Mobile or Landline?

An article in Tech Monthly in the Observer prompted me to take a look at the statistics around phone use.

Mobile or Landline? Which do you use?

Mobile or Landline?
Which do you use?

The article claims that 64% of adults use landline compared with 45% using mobile. But that in the 16 to 24 age group 94% use mobile almost exclusively. This is hardly surprising, my grown children haven’t even signed up for a landline, like most of their generation they are living in rented accommodation so want to take their number with them.

They can also have greater privacy in a way. One older chap I was talking to remembered using 4 old pence to call his girlfriend from a call box, (she was unusual as she had a phone at home), while a queue formed outside.

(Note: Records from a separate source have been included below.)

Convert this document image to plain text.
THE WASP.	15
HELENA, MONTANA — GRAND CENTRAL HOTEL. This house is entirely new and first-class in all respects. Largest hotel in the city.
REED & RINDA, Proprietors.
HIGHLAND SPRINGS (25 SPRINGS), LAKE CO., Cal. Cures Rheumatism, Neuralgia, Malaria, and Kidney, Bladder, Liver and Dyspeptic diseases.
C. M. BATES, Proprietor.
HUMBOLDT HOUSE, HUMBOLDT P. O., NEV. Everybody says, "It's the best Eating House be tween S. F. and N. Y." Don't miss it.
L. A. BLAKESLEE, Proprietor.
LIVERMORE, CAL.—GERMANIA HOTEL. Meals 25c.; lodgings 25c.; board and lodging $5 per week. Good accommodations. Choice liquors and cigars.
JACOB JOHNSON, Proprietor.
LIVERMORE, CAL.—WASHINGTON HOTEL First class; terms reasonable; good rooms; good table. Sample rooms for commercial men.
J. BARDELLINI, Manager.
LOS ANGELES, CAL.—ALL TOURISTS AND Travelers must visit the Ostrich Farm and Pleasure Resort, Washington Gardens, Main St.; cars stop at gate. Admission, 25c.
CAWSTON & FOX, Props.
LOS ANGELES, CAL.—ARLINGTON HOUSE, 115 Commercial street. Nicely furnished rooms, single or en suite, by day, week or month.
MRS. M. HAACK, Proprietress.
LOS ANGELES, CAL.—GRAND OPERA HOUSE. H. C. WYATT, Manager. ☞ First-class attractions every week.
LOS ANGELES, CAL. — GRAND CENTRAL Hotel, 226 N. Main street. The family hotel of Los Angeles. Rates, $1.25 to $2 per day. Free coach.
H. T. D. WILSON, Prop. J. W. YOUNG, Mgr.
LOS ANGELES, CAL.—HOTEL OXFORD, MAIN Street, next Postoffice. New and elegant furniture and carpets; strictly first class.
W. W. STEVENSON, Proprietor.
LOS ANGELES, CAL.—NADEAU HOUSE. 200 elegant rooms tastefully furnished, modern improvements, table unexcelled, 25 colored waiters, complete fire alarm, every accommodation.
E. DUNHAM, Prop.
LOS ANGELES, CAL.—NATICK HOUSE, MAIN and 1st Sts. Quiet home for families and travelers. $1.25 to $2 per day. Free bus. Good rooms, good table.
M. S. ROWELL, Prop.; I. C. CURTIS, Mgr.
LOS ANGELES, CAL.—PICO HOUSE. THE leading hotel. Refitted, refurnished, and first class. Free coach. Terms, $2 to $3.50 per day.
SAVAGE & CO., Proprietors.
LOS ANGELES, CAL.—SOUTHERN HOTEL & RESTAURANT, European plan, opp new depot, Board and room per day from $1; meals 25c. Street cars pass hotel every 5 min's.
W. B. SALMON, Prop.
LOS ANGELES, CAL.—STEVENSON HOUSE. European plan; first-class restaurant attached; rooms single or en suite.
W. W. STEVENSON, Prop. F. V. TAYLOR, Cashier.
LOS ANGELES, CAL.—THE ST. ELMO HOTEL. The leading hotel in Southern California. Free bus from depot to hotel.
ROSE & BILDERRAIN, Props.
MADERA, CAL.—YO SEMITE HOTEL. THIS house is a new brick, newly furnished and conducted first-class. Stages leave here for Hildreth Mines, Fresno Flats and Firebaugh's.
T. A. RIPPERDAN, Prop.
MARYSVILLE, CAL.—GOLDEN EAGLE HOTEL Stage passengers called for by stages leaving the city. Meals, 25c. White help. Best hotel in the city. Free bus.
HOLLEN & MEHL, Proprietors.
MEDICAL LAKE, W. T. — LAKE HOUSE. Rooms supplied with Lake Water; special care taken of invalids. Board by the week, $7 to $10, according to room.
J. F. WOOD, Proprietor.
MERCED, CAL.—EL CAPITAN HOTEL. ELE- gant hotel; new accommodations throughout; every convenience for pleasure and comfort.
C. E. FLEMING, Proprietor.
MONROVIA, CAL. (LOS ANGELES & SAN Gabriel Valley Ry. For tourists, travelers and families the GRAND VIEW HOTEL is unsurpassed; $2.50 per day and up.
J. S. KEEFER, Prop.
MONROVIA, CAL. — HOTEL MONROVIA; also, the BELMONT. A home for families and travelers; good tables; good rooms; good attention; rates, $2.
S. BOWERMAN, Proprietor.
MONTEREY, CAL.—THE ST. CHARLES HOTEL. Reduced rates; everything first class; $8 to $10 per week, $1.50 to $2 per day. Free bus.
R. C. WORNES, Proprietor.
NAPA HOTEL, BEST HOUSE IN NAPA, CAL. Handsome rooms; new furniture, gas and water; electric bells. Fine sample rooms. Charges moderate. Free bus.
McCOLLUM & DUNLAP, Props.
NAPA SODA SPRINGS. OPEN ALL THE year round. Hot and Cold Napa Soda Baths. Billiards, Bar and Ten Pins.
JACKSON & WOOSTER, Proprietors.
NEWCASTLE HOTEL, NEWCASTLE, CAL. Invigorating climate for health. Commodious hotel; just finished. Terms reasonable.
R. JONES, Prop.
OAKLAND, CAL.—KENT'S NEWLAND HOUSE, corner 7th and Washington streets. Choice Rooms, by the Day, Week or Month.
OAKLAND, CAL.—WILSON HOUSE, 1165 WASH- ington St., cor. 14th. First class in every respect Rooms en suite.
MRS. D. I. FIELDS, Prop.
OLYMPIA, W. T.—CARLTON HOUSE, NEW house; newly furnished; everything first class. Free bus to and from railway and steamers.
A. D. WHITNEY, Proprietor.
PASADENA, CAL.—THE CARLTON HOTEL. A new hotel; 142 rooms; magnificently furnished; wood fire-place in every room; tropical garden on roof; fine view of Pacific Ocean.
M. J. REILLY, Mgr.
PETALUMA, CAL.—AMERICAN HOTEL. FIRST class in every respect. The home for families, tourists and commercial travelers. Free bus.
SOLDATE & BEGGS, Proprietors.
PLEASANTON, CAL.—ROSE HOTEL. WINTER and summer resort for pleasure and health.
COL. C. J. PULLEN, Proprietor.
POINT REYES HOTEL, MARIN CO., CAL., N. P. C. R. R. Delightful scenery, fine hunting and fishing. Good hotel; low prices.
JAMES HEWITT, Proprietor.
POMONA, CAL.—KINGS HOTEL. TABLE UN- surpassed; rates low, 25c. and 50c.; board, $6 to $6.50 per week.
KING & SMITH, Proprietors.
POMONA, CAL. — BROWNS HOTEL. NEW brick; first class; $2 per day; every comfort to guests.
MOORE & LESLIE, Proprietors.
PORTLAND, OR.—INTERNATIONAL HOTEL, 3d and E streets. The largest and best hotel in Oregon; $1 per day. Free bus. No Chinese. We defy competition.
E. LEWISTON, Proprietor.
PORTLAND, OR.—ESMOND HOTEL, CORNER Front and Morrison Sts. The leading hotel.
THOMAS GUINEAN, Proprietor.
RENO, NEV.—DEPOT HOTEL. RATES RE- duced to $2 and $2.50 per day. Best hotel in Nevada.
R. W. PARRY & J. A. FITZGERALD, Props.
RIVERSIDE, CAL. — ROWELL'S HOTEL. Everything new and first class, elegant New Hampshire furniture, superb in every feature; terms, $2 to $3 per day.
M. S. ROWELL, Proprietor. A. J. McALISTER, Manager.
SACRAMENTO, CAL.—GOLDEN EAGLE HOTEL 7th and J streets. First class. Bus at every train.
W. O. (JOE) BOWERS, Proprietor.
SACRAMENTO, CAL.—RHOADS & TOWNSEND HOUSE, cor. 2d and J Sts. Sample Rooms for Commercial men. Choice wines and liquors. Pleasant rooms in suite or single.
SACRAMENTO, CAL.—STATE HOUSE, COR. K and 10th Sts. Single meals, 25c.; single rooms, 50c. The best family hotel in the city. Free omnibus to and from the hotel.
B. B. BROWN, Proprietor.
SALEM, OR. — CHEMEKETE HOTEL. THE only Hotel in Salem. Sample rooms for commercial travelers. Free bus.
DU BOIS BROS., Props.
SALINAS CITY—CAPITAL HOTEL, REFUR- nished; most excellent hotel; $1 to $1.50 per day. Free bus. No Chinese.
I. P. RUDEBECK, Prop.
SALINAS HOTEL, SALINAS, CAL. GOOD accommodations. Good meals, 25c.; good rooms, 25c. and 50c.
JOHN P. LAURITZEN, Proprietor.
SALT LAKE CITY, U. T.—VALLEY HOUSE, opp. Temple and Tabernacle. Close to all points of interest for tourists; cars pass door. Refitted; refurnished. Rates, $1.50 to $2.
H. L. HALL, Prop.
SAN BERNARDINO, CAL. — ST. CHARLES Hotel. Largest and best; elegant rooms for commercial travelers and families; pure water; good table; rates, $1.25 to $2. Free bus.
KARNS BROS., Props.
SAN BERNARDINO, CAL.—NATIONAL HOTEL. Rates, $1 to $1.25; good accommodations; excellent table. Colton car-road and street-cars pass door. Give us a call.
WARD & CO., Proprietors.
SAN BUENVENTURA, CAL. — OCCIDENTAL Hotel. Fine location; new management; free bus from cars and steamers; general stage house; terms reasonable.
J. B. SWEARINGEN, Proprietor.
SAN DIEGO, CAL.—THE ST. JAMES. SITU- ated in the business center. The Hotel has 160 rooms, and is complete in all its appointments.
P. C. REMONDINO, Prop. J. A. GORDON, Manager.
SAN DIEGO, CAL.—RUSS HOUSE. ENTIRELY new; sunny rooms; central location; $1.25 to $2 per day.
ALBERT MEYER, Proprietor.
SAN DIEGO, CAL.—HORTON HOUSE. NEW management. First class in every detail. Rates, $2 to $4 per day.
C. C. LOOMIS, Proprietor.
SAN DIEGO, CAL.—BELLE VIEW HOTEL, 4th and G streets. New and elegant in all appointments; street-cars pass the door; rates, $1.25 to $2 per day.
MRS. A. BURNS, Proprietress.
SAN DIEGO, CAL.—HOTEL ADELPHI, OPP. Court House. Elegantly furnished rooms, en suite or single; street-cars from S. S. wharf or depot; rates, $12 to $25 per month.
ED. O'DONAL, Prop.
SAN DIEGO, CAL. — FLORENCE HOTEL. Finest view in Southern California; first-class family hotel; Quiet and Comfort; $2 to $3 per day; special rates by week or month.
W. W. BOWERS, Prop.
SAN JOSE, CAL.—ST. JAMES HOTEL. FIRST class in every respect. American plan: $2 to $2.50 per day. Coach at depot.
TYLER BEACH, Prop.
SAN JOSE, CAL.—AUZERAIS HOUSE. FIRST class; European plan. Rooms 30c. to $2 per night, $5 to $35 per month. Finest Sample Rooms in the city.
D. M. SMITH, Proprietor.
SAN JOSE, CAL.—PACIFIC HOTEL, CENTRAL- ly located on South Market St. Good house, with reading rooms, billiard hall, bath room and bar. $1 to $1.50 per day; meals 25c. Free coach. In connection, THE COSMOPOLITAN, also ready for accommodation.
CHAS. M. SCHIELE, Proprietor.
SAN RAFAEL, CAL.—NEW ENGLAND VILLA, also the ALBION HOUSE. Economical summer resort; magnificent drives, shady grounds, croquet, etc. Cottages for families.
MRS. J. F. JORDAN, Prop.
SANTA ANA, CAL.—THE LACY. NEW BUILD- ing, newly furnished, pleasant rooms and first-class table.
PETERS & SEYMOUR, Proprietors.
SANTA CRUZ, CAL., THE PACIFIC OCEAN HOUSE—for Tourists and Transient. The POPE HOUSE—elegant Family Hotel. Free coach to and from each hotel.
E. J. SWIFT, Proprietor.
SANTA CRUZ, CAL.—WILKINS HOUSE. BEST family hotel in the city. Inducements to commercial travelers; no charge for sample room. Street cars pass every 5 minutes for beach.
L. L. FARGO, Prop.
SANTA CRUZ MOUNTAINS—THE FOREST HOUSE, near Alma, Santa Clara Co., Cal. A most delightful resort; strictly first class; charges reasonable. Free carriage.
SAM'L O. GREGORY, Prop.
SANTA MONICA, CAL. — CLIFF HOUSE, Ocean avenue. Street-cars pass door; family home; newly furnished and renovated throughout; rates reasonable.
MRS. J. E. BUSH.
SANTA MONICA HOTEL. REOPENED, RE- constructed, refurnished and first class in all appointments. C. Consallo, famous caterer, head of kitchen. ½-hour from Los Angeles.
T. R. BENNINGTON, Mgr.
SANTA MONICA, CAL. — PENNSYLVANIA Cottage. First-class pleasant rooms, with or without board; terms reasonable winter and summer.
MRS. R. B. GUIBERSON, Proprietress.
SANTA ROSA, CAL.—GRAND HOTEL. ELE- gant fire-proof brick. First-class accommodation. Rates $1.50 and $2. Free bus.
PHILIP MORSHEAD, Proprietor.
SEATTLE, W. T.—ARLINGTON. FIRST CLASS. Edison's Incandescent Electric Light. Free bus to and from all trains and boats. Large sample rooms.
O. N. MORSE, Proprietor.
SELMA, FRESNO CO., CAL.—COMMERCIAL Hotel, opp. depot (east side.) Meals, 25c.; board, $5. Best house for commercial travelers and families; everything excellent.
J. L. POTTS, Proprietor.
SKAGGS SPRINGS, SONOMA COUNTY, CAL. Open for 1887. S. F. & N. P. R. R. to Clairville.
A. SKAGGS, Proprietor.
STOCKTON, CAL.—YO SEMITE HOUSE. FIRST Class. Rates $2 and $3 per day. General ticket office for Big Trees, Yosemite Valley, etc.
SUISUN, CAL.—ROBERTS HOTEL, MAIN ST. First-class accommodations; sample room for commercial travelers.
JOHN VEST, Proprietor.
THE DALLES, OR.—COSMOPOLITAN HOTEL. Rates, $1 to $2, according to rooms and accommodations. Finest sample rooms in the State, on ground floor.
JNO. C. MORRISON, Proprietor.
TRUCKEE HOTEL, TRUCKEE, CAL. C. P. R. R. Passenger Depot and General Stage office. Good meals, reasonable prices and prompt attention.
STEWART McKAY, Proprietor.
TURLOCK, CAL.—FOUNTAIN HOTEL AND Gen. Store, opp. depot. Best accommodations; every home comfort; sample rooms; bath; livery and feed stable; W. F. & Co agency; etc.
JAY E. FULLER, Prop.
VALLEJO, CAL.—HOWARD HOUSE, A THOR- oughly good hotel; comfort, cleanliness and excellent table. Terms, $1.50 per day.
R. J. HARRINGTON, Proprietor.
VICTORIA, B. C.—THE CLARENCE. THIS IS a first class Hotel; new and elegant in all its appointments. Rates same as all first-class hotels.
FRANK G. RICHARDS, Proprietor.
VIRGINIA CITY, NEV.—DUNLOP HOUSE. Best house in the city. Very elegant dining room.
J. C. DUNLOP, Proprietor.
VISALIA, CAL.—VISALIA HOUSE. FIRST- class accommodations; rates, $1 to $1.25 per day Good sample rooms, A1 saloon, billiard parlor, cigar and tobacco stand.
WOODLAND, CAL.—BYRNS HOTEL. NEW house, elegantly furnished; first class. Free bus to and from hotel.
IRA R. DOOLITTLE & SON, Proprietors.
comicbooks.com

The smart ones among you will have realised that 64 and 45 add up to 109, I don’t know how Stuart Dredge got his stats, so to try and get some clarity I looked at Ofcoms website and gleaned these.

Take-up of smartphones has continued to increase rapidly over the past year, with over half of all adults now claiming to own one (56%).
Fixed-line ownership has stabilised in the UK – ownership levels have remained at 84% for a fourth consecutive year.

The majority (79%) of households continue to own both a fixed line and a mobile phone, with a further 4% fixed-line only and 16% mobile-only. Mobile-only households also continue to be more prevalent in urban (17%) than in rural areas (9%). Take-up of the internet remains stable, with four in five (82%) households able to access the internet at home. Seventy-eight per cent of households use either fixed and/or mobile broadband, 4% have access only via their mobile phone and 1% use a dial-up internet connection.

Our own data here at Real Time Reception

shows that in October 2014,  35.56% of the calls we answered  were from mobile phones. If the general trend is towards increased use of mobiles in the younger population, and as the older population diminishes it is inevitable that voice calling will be increasingly mobile. We may be using masts and satellites exclusively for phone and broadband.

And if you are wondering about cancer risk increasing with all these phone masts Cancer Research UK say “the scientific evidence shows it is unlikely that mobile phones could increase the risk of brain tumours, or any other type of cancer. But we do not know enough to completely rule out a risk”.